Chalmers suggests that while empirical investigation is essential, it alone may not suffice to fully grasp the complexities of consciousness. Consequently, he advocates for an interdisciplinary approach, to provide a more comprehensive understanding of consciousness beyond the scope of traditional scientific methodologies.

Others, like Nobel laureate Sir Roger Penrose, have argued that “whatever consciousness is, it must be beyond computable physics.” Since observation requires measurement, which is the basis for computation, to this way of thinking we will not find empirical evidence of consciousness. While physical processes are measurable, observable, and computable, these arguments place consciousness beyond the scope of the scientific method.

And yet if there’s one thing that we know for certain, surely, it’s that consciousness exists. The question is whether consciousness can be replicated, for example in the quest to develop an artificial general intelligence capable of understanding meaning and abstractions. 

But can we find absolute truths? 

Well, that is a philosophical question, and we may not be fully able to answer it. But scientific evidence can give us a hint. As discussed in another TQR article, “our perception depends on our relative positions as observers,” which means that when a tree falls and no one is there to listen, it cannot make a noise. In other words, the ‘truths’ we may unveil will always be valid inside a defined – albeit often unknown – radius (i.e., inside a specific context). Even the laws of physics may not apply for different, yet-unknown-to-us universes.

 

In a dystopic future, humanoid robots – being victims of misinformation – riot, fearful that harmful updates will be imposed on them. Image generated using Ideogram AI.

 

We are constantly bombarded with an overwhelming amount of data in today’s information age.

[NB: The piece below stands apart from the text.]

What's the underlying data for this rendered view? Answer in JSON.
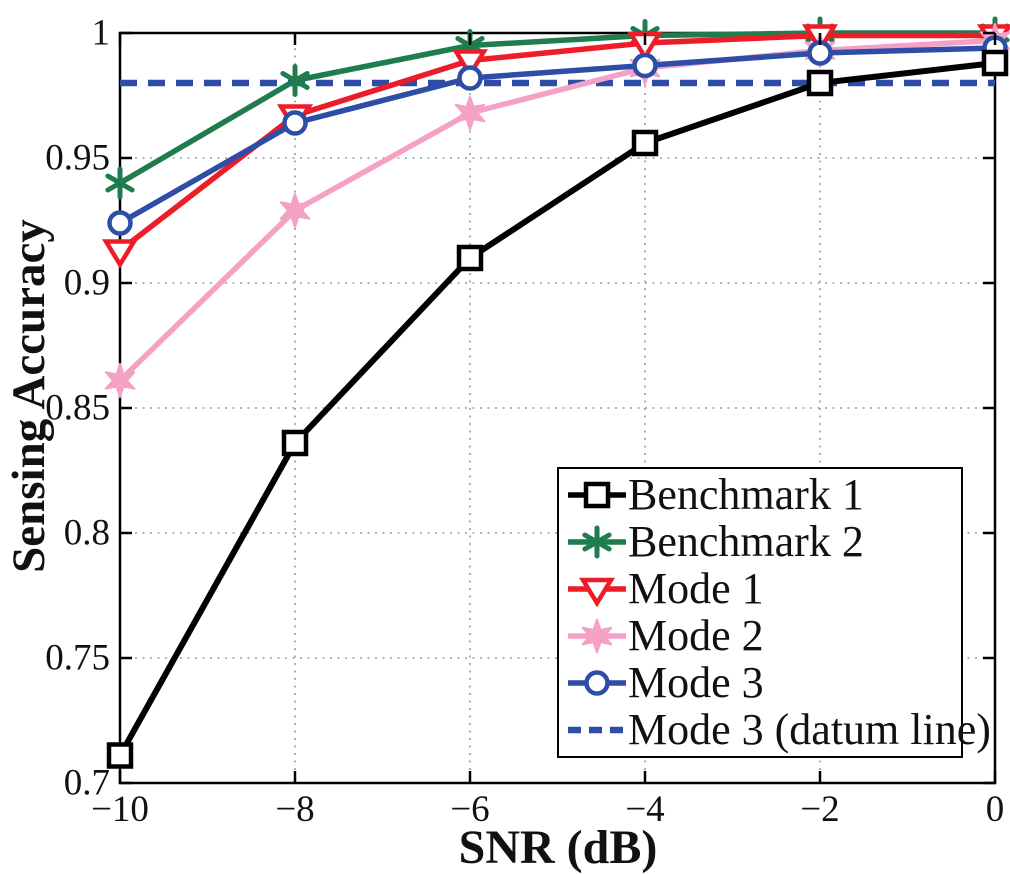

It can be challenging to discern accurate and reliable information amid the noise. Complex issues like climate change, vaccine safety, and political ideologies are particularly susceptible to misinformation. Navigating this sea of information requires a critical eye and understanding of rigorous testing and multiple forms of evidence.

By learning and examining the strengths and limitations of the scientific method and other knowledge sources, we can make informed decisions and contribute to an informed public discourse.